March 19, 2004 by Canadian Underwriter
The world’s largest insurer, Munich Re, is posting a loss of
EUR434 million (Cdn$710.9 million), despite a strong underwriting performance.
“With the net loss for 2003, we are drawing a line under three difficult years impacted above all by the bear market on the stock exchanges. As the underwriting result for the year under review showed, we are gearing our operations closely and consistently to profitability in all fields of business,” says Munich Re management board member Jorg Schneider. The insurance and reinsurance company posted underwriting profit of EUR2.0 billion (Cdn$3.3 billion) last year.
Premium income was up just slightly to EUR40.4 billion (Cdn$66.2 billion) from EUR40.0 billion (Cdn$65.5 billion) the year prior. And the company brought in a combined ratio of 96.7% in reinsurance, with pre-tax profit of EUR2.7 billion (Cdn$4.4 billion). The primary insurance segment brought in a combined ratio of 96.4% and pre-tax earnings of EUR248 million (Cdn$406.2 million).
But results were hampered by a tax charge of EUR1.8 billion (Cdn$3.0 billion), exclusive of which the company posted earnings of EUR1.3 billion (Cdn$2.1 billion).

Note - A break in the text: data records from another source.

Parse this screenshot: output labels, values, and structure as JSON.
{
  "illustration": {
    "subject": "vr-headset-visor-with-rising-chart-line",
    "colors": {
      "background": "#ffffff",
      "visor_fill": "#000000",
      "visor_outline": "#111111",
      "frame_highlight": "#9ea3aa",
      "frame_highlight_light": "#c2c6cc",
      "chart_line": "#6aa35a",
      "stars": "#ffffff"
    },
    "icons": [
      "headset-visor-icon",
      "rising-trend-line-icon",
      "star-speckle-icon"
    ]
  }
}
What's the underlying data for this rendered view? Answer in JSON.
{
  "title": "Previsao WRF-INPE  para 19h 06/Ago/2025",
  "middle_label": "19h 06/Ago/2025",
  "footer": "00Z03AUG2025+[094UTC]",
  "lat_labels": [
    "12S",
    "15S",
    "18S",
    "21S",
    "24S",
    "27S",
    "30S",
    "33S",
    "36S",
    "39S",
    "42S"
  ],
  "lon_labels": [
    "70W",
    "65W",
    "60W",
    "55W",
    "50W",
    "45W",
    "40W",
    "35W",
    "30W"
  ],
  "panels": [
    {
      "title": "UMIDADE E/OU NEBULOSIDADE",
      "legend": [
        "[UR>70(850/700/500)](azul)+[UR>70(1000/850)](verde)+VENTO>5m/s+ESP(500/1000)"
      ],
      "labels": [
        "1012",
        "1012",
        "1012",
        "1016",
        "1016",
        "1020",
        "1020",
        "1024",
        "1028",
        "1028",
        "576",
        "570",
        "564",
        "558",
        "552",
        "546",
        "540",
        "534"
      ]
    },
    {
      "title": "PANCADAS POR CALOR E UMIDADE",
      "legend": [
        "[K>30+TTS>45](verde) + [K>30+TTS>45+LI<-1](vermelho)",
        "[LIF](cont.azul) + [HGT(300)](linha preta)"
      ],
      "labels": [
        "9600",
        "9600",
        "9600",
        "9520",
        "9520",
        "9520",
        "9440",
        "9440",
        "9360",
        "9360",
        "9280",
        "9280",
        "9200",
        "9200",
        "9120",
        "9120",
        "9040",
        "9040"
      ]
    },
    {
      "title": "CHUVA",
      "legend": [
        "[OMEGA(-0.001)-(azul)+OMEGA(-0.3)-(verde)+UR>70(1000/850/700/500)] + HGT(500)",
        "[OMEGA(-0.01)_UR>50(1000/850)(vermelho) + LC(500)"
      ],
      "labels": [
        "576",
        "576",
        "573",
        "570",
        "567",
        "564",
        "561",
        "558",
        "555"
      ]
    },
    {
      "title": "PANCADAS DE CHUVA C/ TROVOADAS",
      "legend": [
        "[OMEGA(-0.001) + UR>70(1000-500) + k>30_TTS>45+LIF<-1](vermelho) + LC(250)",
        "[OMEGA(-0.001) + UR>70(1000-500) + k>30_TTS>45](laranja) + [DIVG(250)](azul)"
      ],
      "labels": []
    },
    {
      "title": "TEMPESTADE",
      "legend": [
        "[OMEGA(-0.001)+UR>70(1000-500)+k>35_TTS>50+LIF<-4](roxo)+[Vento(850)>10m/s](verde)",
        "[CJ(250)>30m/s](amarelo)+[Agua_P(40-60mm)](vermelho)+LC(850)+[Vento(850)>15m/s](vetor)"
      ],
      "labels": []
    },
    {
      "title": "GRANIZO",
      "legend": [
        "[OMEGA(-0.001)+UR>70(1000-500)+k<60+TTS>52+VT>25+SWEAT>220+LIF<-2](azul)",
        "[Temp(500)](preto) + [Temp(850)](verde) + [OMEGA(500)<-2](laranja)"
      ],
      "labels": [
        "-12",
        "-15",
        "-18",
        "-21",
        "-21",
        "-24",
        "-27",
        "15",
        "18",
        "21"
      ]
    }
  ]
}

Catastrophes also hit the company’s books, including the U.S. tornadoes (EUR90 million; Cdn$147.4 million); California wildfires (EUR50 million; Cdn$81.9 million); Hurricanes Fabian, Isabel and Typhoon Maemi (EUR110 million; Cdn$180.2 million); the August blackout (EUR50 million; Cdn$81.9 million); Canadian oil refinery explosion (EUR60 million; Cdn$98.3 million)
The company plans a dividend payment of EUR1.25 (Cdn$2.05) per share, subject to approval at its annual general meeting.